Menurut pengakuannya, di ruang lain, tiga
 petinggi Angkatan Darat yakni Brigjen M Jusuf, Brigjen Amirmachmud dan 
Brigjen Basuki Rahmat, sudah menunggu. Keterangan Ebram klop dengan 
pengakuan Amirmachmud bahwa saat menunggu, ia melihat presiden masuk ke 
kamar dalam waktu yang cukup lama.
Namun, Komandan Detasemen Kawal Pribadi 
Presiden, Mangil Martowidjojo, mengatakan lain. Mangil mengatakan, sang 
pengetik adalah Sabur sendiri. Dengan membawa kertas dan mesin tik, kata
 Mangil, Sabur mengatakan sedang membuat surat perintah. Sabur, kata 
dia, mengetik hasil koreksi Supersemar setalah Soekarno mendiskusikan 
versi awal kepada tiga jenderal itu bersama dua wakil perdana menteri, 
Soebandrio dan Chaerul Saleh.
Sementara itu, Soebandrio, yang mengaku 
turut mengoreksi, mengaku tidak tahu siapa yang mengetik Supersemar. Dia
 hanya mengetahui Supersemar diketik oleh salah satu staf di Istana 
Bogor.
Sedangkan Benedict Anderson, pakar 
sejarah Indonesia asal Amerika Serikat, mengatakan lain. Dari pengakuan 
seorang tentara di Istana Bogor, Anderson mengatakan, Supersemar asli 
berkop surat Markas Besar Angkatan Darat (MBAD). Keterangan ini secara 
tidak langsung membantah Ebram sebagai pengetik Supersemar karena ia 
mengaku mengetik surat itu di atas surat berkop kepresidenan.

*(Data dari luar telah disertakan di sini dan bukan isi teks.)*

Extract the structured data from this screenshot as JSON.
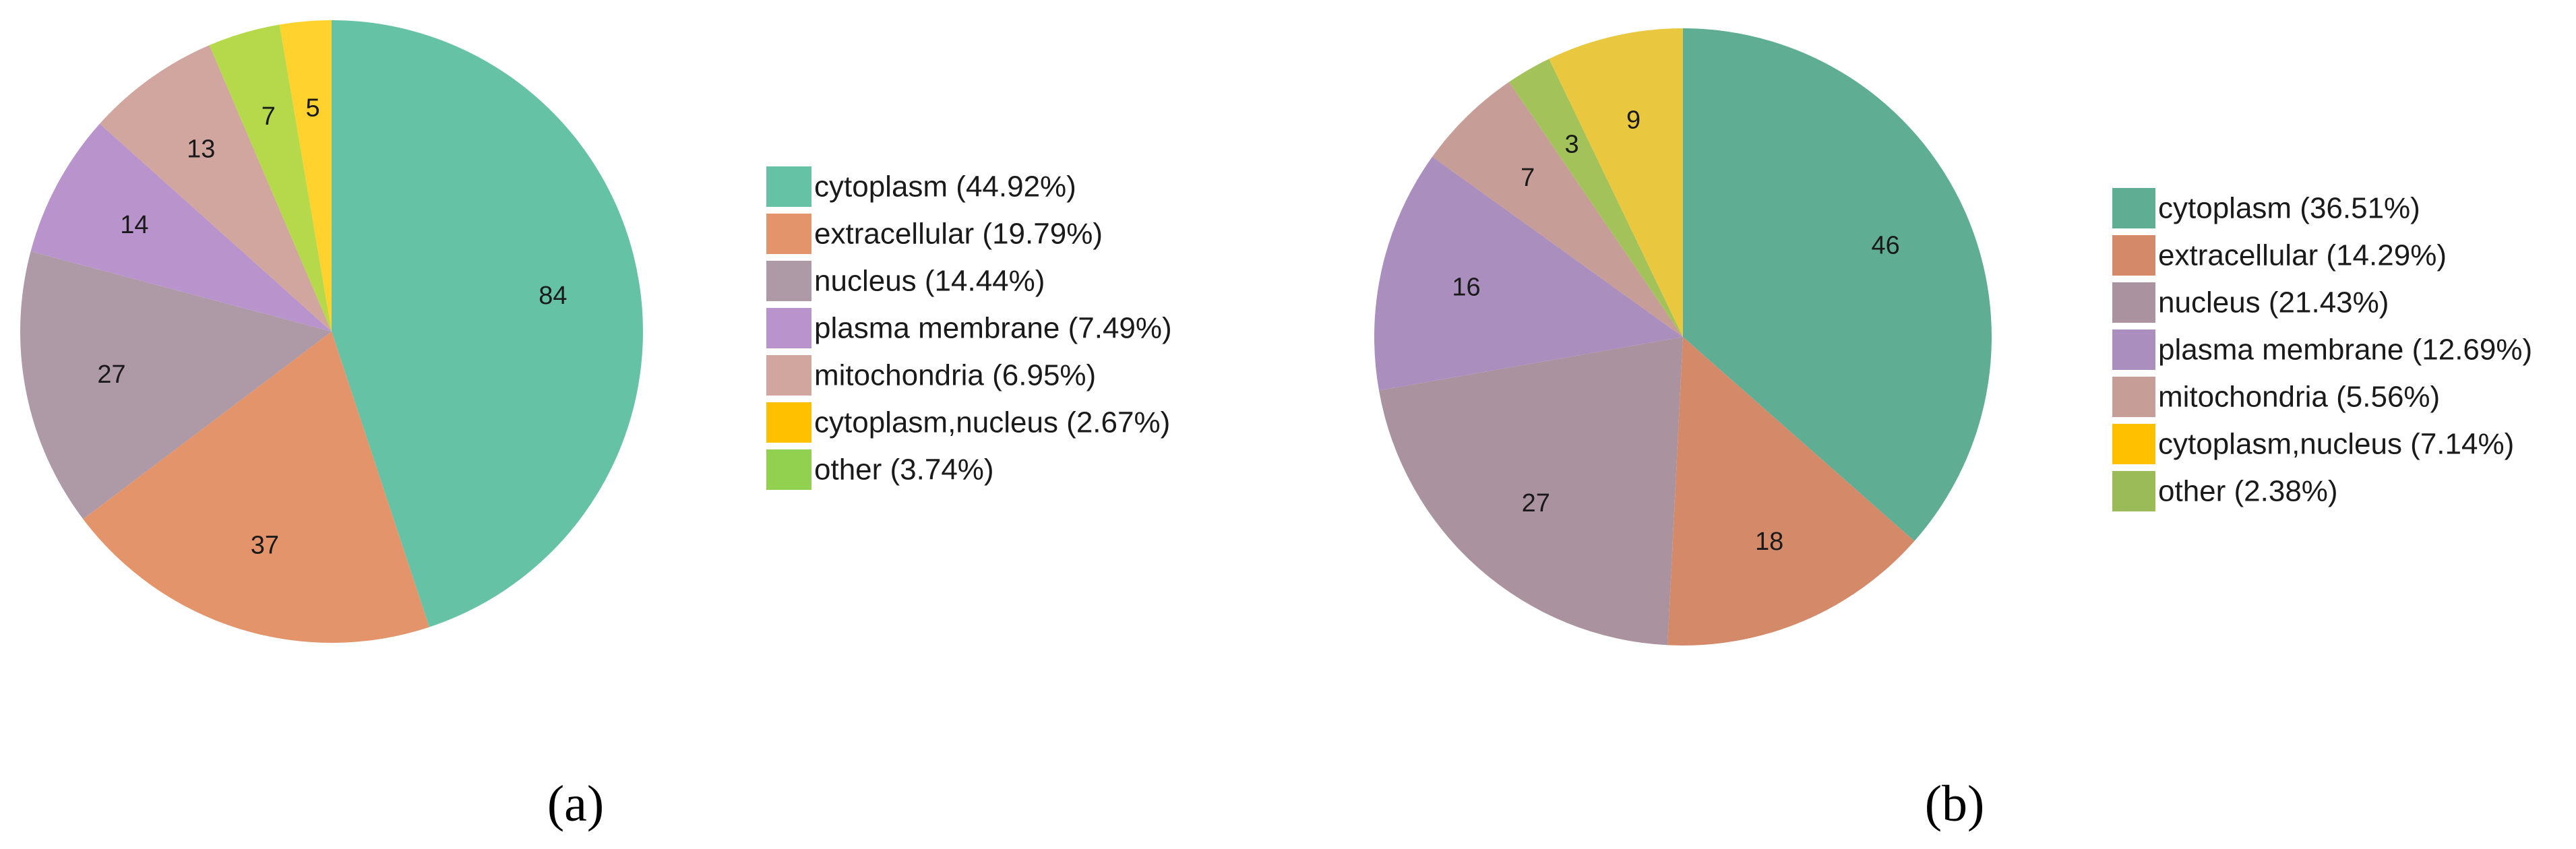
{
  "colors": {
    "a": {
      "cytoplasm": "#66c2a5",
      "extracellular": "#e4946a",
      "nucleus": "#ae9aa6",
      "plasma_membrane": "#b994cc",
      "mitochondria": "#d0a69e",
      "cytoplasm_nucleus": "#ffd22e",
      "other": "#b5d94a"
    },
    "b": {
      "cytoplasm": "#5fae94",
      "extracellular": "#d48a69",
      "nucleus": "#aa939e",
      "plasma_membrane": "#aa8ebd",
      "mitochondria": "#c79e97",
      "cytoplasm_nucleus": "#e9c83f",
      "other": "#a4c25a"
    },
    "legend_cytoplasm_nucleus": "#ffc000",
    "legend_other_a": "#92d050",
    "legend_other_b": "#9bbb59"
  },
  "chart_data": [
    {
      "type": "pie",
      "panel_label": "(a)",
      "slices": [
        {
          "category": "cytoplasm",
          "value": 84,
          "label": "84",
          "legend": "cytoplasm (44.92%)"
        },
        {
          "category": "extracellular",
          "value": 37,
          "label": "37",
          "legend": "extracellular (19.79%)"
        },
        {
          "category": "nucleus",
          "value": 27,
          "label": "27",
          "legend": "nucleus (14.44%)"
        },
        {
          "category": "plasma_membrane",
          "value": 14,
          "label": "14",
          "legend": "plasma membrane (7.49%)"
        },
        {
          "category": "mitochondria",
          "value": 13,
          "label": "13",
          "legend": "mitochondria (6.95%)"
        },
        {
          "category": "other",
          "value": 7,
          "label": "7",
          "legend": "other (3.74%)"
        },
        {
          "category": "cytoplasm_nucleus",
          "value": 5,
          "label": "5",
          "legend": "cytoplasm,nucleus (2.67%)"
        }
      ],
      "legend_order": [
        "cytoplasm",
        "extracellular",
        "nucleus",
        "plasma_membrane",
        "mitochondria",
        "cytoplasm_nucleus",
        "other"
      ],
      "legend_placement": "right"
    },
    {
      "type": "pie",
      "panel_label": "(b)",
      "slices": [
        {
          "category": "cytoplasm",
          "value": 46,
          "label": "46",
          "legend": "cytoplasm (36.51%)"
        },
        {
          "category": "extracellular",
          "value": 18,
          "label": "18",
          "legend": "extracellular (14.29%)"
        },
        {
          "category": "nucleus",
          "value": 27,
          "label": "27",
          "legend": "nucleus (21.43%)"
        },
        {
          "category": "plasma_membrane",
          "value": 16,
          "label": "16",
          "legend": "plasma membrane (12.69%)"
        },
        {
          "category": "mitochondria",
          "value": 7,
          "label": "7",
          "legend": "mitochondria (5.56%)"
        },
        {
          "category": "other",
          "value": 3,
          "label": "3",
          "legend": "other (2.38%)"
        },
        {
          "category": "cytoplasm_nucleus",
          "value": 9,
          "label": "9",
          "legend": "cytoplasm,nucleus (7.14%)"
        }
      ],
      "legend_order": [
        "cytoplasm",
        "extracellular",
        "nucleus",
        "plasma_membrane",
        "mitochondria",
        "cytoplasm_nucleus",
        "other"
      ],
      "legend_placement": "right"
    }
  ]
}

Namun sayang, Anderson tidak mau mengungkapkan siapa tentara pemberi informasi tersebut, berikut pangkatnya.
Pistol di Dada Soekarno
Dada Soekarno malam itu mungkin tak 
sebusung waktu ia mengatakan “ini dadaku mana dadamu” kepada Malaysia. 

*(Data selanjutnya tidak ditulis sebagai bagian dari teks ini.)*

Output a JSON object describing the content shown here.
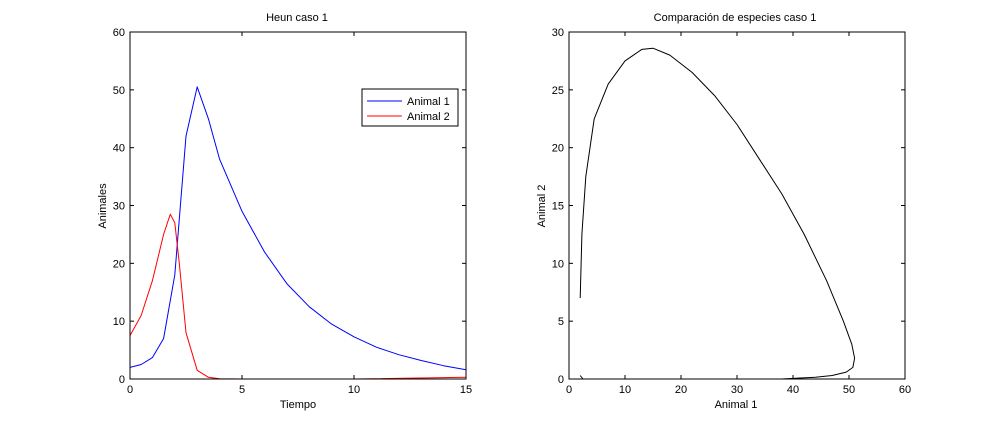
{
  "chart_data": [
    {
      "type": "line",
      "title": "Heun caso 1",
      "xlabel": "Tiempo",
      "ylabel": "Animales",
      "xlim": [
        0,
        15
      ],
      "ylim": [
        0,
        60
      ],
      "xticks": [
        0,
        5,
        10,
        15
      ],
      "yticks": [
        0,
        10,
        20,
        30,
        40,
        50,
        60
      ],
      "grid": false,
      "legend_position": "top-right",
      "series": [
        {
          "name": "Animal 1",
          "color": "#0000ff",
          "x": [
            0,
            0.5,
            1.0,
            1.5,
            2.0,
            2.5,
            3.0,
            3.5,
            4.0,
            5.0,
            6.0,
            7.0,
            8.0,
            9.0,
            10.0,
            11.0,
            12.0,
            13.0,
            14.0,
            15.0
          ],
          "y": [
            2.0,
            2.5,
            3.7,
            7.0,
            18.0,
            42.0,
            50.5,
            45.0,
            38.0,
            29.0,
            22.0,
            16.5,
            12.5,
            9.5,
            7.3,
            5.5,
            4.2,
            3.2,
            2.3,
            1.6
          ]
        },
        {
          "name": "Animal 2",
          "color": "#ff0000",
          "x": [
            0,
            0.5,
            1.0,
            1.5,
            1.8,
            2.0,
            2.2,
            2.5,
            3.0,
            3.5,
            4.0,
            5.0,
            10.0,
            15.0
          ],
          "y": [
            7.5,
            11.0,
            17.0,
            25.0,
            28.5,
            27.0,
            20.0,
            8.0,
            1.5,
            0.3,
            0.05,
            0.0,
            0.0,
            0.3
          ]
        }
      ]
    },
    {
      "type": "line",
      "title": "Comparación de especies caso 1",
      "xlabel": "Animal 1",
      "ylabel": "Animal 2",
      "xlim": [
        0,
        60
      ],
      "ylim": [
        0,
        30
      ],
      "xticks": [
        0,
        10,
        20,
        30,
        40,
        50,
        60
      ],
      "yticks": [
        0,
        5,
        10,
        15,
        20,
        25,
        30
      ],
      "grid": false,
      "series": [
        {
          "color": "#000000",
          "x": [
            2.0,
            2.3,
            3.0,
            4.5,
            7.0,
            10.0,
            13.0,
            15.0,
            18.0,
            22.0,
            26.0,
            30.0,
            34.0,
            38.0,
            42.0,
            46.0,
            49.0,
            50.5,
            51.0,
            50.7,
            49.5,
            47.0,
            44.0,
            40.0,
            38.0,
            30.0,
            20.0,
            10.0,
            5.0,
            2.5,
            2.0
          ],
          "y": [
            7.0,
            12.5,
            17.5,
            22.5,
            25.5,
            27.5,
            28.5,
            28.6,
            28.0,
            26.5,
            24.5,
            22.0,
            19.0,
            16.0,
            12.5,
            8.5,
            5.0,
            3.0,
            1.8,
            1.0,
            0.6,
            0.3,
            0.15,
            0.05,
            0.0,
            0.0,
            0.0,
            0.0,
            0.0,
            0.0,
            0.3
          ]
        }
      ]
    }
  ]
}
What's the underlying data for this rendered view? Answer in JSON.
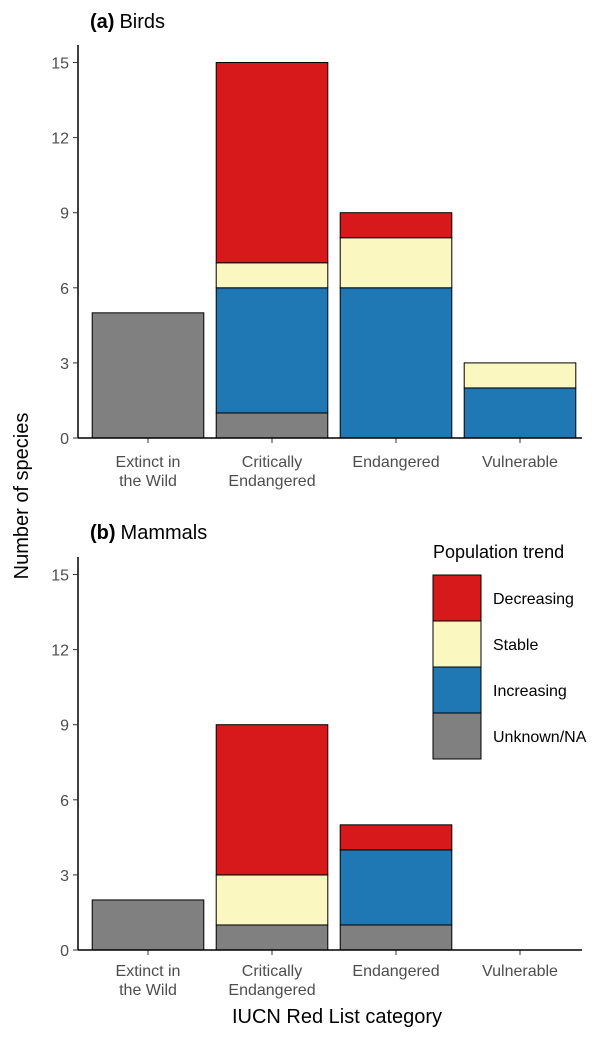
{
  "figure": {
    "ylabel": "Number of species",
    "xlabel": "IUCN Red List category",
    "legend": {
      "title": "Population trend",
      "placement": "right side of panel (b)"
    }
  },
  "colors": {
    "Decreasing": "#d7191c",
    "Stable": "#faf7c0",
    "Increasing": "#1f78b4",
    "Unknown/NA": "#808080"
  },
  "chart_data": [
    {
      "type": "bar",
      "stacked": true,
      "panel_tag": "(a)",
      "title": "Birds",
      "categories": [
        [
          "Extinct in",
          "the Wild"
        ],
        [
          "Critically",
          "Endangered"
        ],
        [
          "Endangered"
        ],
        [
          "Vulnerable"
        ]
      ],
      "series": [
        {
          "name": "Unknown/NA",
          "values": [
            5,
            1,
            0,
            0
          ]
        },
        {
          "name": "Increasing",
          "values": [
            0,
            5,
            6,
            2
          ]
        },
        {
          "name": "Stable",
          "values": [
            0,
            1,
            2,
            1
          ]
        },
        {
          "name": "Decreasing",
          "values": [
            0,
            8,
            1,
            0
          ]
        }
      ],
      "yticks": [
        0,
        3,
        6,
        9,
        12,
        15
      ],
      "ylim": [
        0,
        15.7
      ],
      "grid": false
    },
    {
      "type": "bar",
      "stacked": true,
      "panel_tag": "(b)",
      "title": "Mammals",
      "categories": [
        [
          "Extinct in",
          "the Wild"
        ],
        [
          "Critically",
          "Endangered"
        ],
        [
          "Endangered"
        ],
        [
          "Vulnerable"
        ]
      ],
      "series": [
        {
          "name": "Unknown/NA",
          "values": [
            2,
            1,
            1,
            0
          ]
        },
        {
          "name": "Increasing",
          "values": [
            0,
            0,
            3,
            0
          ]
        },
        {
          "name": "Stable",
          "values": [
            0,
            2,
            0,
            0
          ]
        },
        {
          "name": "Decreasing",
          "values": [
            0,
            6,
            1,
            0
          ]
        }
      ],
      "yticks": [
        0,
        3,
        6,
        9,
        12,
        15
      ],
      "ylim": [
        0,
        15.7
      ],
      "grid": false
    }
  ]
}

Dini hari, 11 Maret 1966 di Istana Bogor, pistol FN-46 itu ditodongkan 
Brigjen Basuki Rachmat ke dada sang presiden. Soekarno dipaksa untuk 
meneken sebuah surat di dalam map merah jambu.
Dalam “Mereka Menodong Soekarno” Letnan 
Satu (lettu) Sukardjo Wilardjito, pengawal presiden yang berjaga malam 
itu, mengaku langsung mencabut pistolnya. Namun, Soekarno menyuruh 
pengawalnya itu untuk memasukkan kembali ke sarungnya.
Kop surat, kata dia, tidak ada lambang 
kepresidenan. Dia justru melihat kop Markas Besar Angkatan Darat (MBAD) 
di sisi kiri atas surat tersebut.
“Untuk mengubah waktunya sudah sangat 
sempit. Tandatangani sajalah, Paduka. Bismillah,” kata Basuki Rachmat, 
yang ditemani Brigjen Amirmachmud, Brigjen M Jusuf dan M Panggabean.
Surat yang kemudian dikenal dengan Surat 
Perintah 11 Maret 1966 (Supersemar) itu akhirnya diteken oleh Soekarno. 
Keempat jenderal utusan Soeharto itu lantas membawa surat dengan 
sumringah. Setelah kejadian itu, Soekarno langsung mewanti-wanti 
Sukardjo.
“Kamu harus keluar dari istana, dan kamu harus hati-hati,” ujar Sukardjo menirukan pesan Soekarno saat itu.
Dan benar saja, tak 
lama setelah kejadian itu, Sukardjo dilucuti oleh pasukan Kostrad dan 
RPKAD untuk kemudian ditahan. Dia dipenjara oleh Orde Baru tanpa 
peradilan selama 14 tahun. Selama ditahan, ia menerima penyiksaan, 
seperti disetrum puluhan kali dan dipaksa mengaku PKI.
Meski banyak yang membantah cerita 
tersebut, setidaknya itulah kesaksian dari Sukardjo, pengawal presiden, 
yang kedatangan tamu empat jenderal pada pukul 01.00 WIB. Selain soal 
pistol, kesaksian yang paling diragukan adalah kehadiran Brigjen M 
Panggabean. Dari beberapa versi cerita, cuma Sukardjo yang mengatakan 
kehadiran Panggabean di Istana Bogor. Jadi bukan 3 orang Jenderal, namun
 4 orang Jenderal.
Namun, tak sedikit juga yang memperkuat 
kesaksian Sukardjo. Mereka yang memperkuat kesaksian Sukardjo adalah R 
Seoekiram, S Ponirah, Soeprapto Karto Siswoyo dan Rian Ismali. 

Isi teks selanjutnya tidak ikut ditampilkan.